Después de Tiglat Pileser III, el imperio asirio fue gobernado por Salmanasar V, Sargón II y Senaquerib. El reinado de Senaquerib (705 a 681 a. C.) convirtió al imperio en una fuerza aún mayor; Conquistó provincias en Anatolia, Judá e Israel, incluso saqueó Jerusalén. Senaquerib trasladó la capital de Asiria a Nínive, donde construyó un espléndido palacio y exquisitos jardines, que podrían haber sido los famosos Jardines Colgantes.

El hijo de Senaquerib, Esarhaddon y su nieto Ashurbanipal, ambos gobernaron bien, aunque sin piedad. Expandieron el imperio, consolidaron su poder y estabilizaron todas las regiones bajo su control. Esta seguridad y estabilidad permitieron que las artes florecieran. Con la riqueza que se vertió en Nínive, los artesanos crearon muchos objetos hermosos, desde joyas hasta puertas de templo de hierro forjado. Ashurbanipal (668 a 627 a.C.) se convirtió en el más instruido de los reyes asirios, recolectando una vasta biblioteca de tabletas cuneiformes de todo el mundo conocido.

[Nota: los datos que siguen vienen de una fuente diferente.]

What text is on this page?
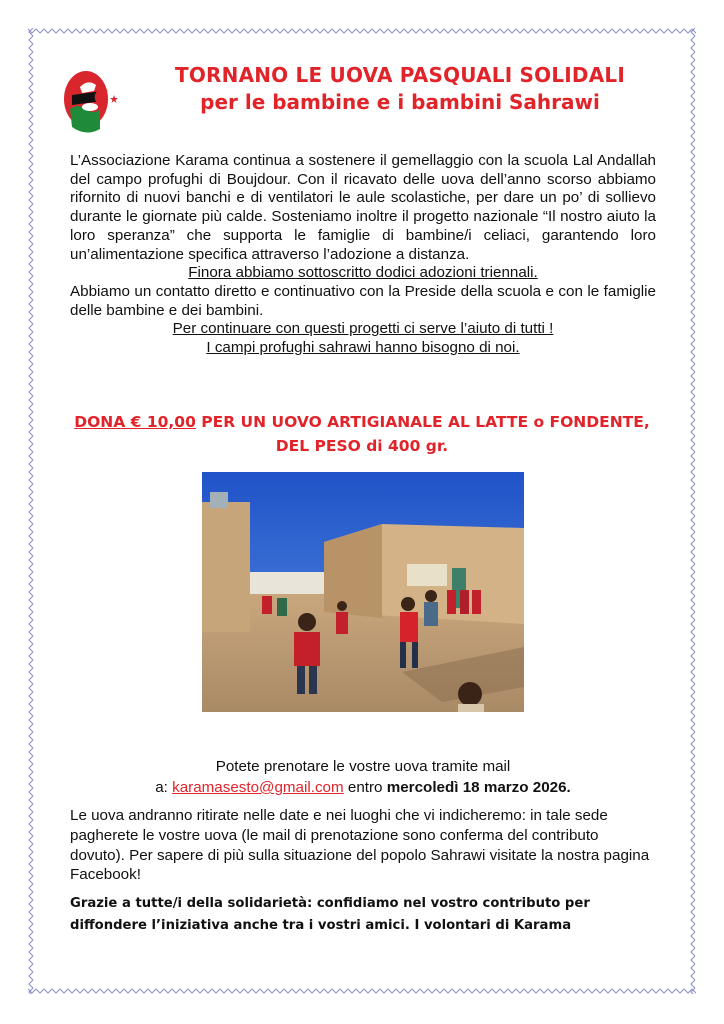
TORNANO LE UOVA PASQUALI SOLIDALI
per le bambine e i bambini Sahrawi

L’Associazione Karama continua a sostenere il gemellaggio con la scuola Lal Andallah del campo profughi di Boujdour. Con il ricavato delle uova dell’anno scorso abbiamo rifornito di nuovi banchi e di ventilatori le aule scolastiche, per dare un po’ di sollievo durante le giornate più calde. Sosteniamo inoltre il progetto nazionale “Il nostro aiuto la loro speranza” che supporta le famiglie di bambine/i celiaci, garantendo loro un’alimentazione specifica attraverso l’adozione a distanza.

Finora abbiamo sottoscritto dodici adozioni triennali.

Abbiamo un contatto diretto e continuativo con la Preside della scuola e con le famiglie delle bambine e dei bambini.

Per continuare con questi progetti ci serve l’aiuto di tutti !

I campi profughi sahrawi hanno bisogno di noi.

DONA € 10,00 PER UN UOVO ARTIGIANALE AL LATTE o FONDENTE,
DEL PESO di 400 gr.
Potete prenotare le vostre uova tramite mail
a: karamasesto@gmail.com entro mercoledì 18 marzo 2026.
Le uova andranno ritirate nelle date e nei luoghi che vi indicheremo: in tale sede pagherete le vostre uova (le mail di prenotazione sono conferma del contributo dovuto). Per sapere di più sulla situazione del popolo Sahrawi visitate la nostra pagina Facebook!
Grazie a tutte/i della solidarietà: confidiamo nel vostro contributo per diffondere l’iniziativa anche tra i vostri amici. I volontari di Karama
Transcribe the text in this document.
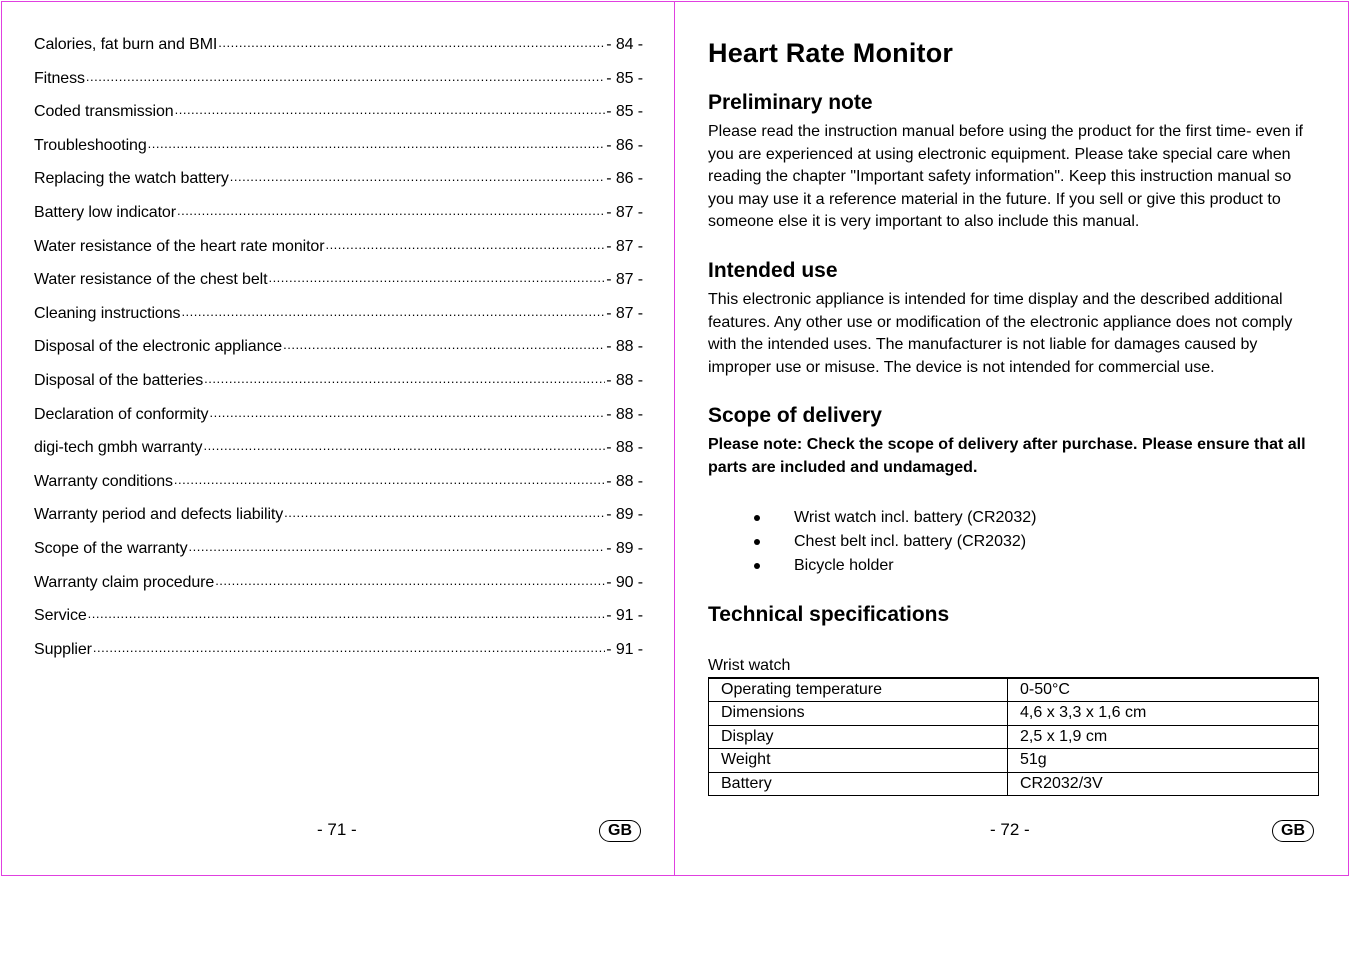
Calories, fat burn and BMI .....	- 84 -
Fitness .....	- 85 -
Coded transmission .....	- 85 -
Troubleshooting .....	- 86 -
Replacing the watch battery .....	- 86 -
Battery low indicator .....	- 87 -
Water resistance of the heart rate monitor .....	- 87 -
Water resistance of the chest belt .....	- 87 -
Cleaning instructions .....	- 87 -
Disposal of the electronic appliance .....	- 88 -
Disposal of the batteries .....	- 88 -
Declaration of conformity .....	- 88 -
digi-tech gmbh warranty .....	- 88 -
Warranty conditions .....	- 88 -
Warranty period and defects liability .....	- 89 -
Scope of the warranty .....	- 89 -
Warranty claim procedure .....	- 90 -
Service .....	- 91 -
Supplier .....	- 91 -
- 71 -	GB
Heart Rate Monitor
Preliminary note

Please read the instruction manual before using the product for the first time- even if you are experienced at using electronic equipment. Please take special care when reading the chapter "Important safety information". Keep this instruction manual so you may use it a reference material in the future. If you sell or give this product to someone else it is very important to also include this manual.

Intended use

This electronic appliance is intended for time display and the described additional features. Any other use or modification of the electronic appliance does not comply with the intended uses. The manufacturer is not liable for damages caused by improper use or misuse. The device is not intended for commercial use.

Scope of delivery

Please note: Check the scope of delivery after purchase. Please ensure that all parts are included and undamaged.

Wrist watch incl. battery (CR2032)
Chest belt incl. battery (CR2032)
Bicycle holder
Technical specifications
Wrist watch
Operating temperature	0-50°C
Dimensions	4,6 x 3,3 x 1,6 cm
Display	2,5 x 1,9 cm
Weight	51g
Battery	CR2032/3V
- 72 -	GB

Asurbanipal fue el último gran rey asirio. Después de su reinado de 42 años, el gran imperio comenzó a desmoronarse. Se había vuelto demasiado grande, los impuestos eran demasiado altos y regiones enteras se rebelaron. En 612 a. C., Nínive fue arrasada por una gran cantidad de persas, babilonios y medos. El gran imperio asirio había terminado.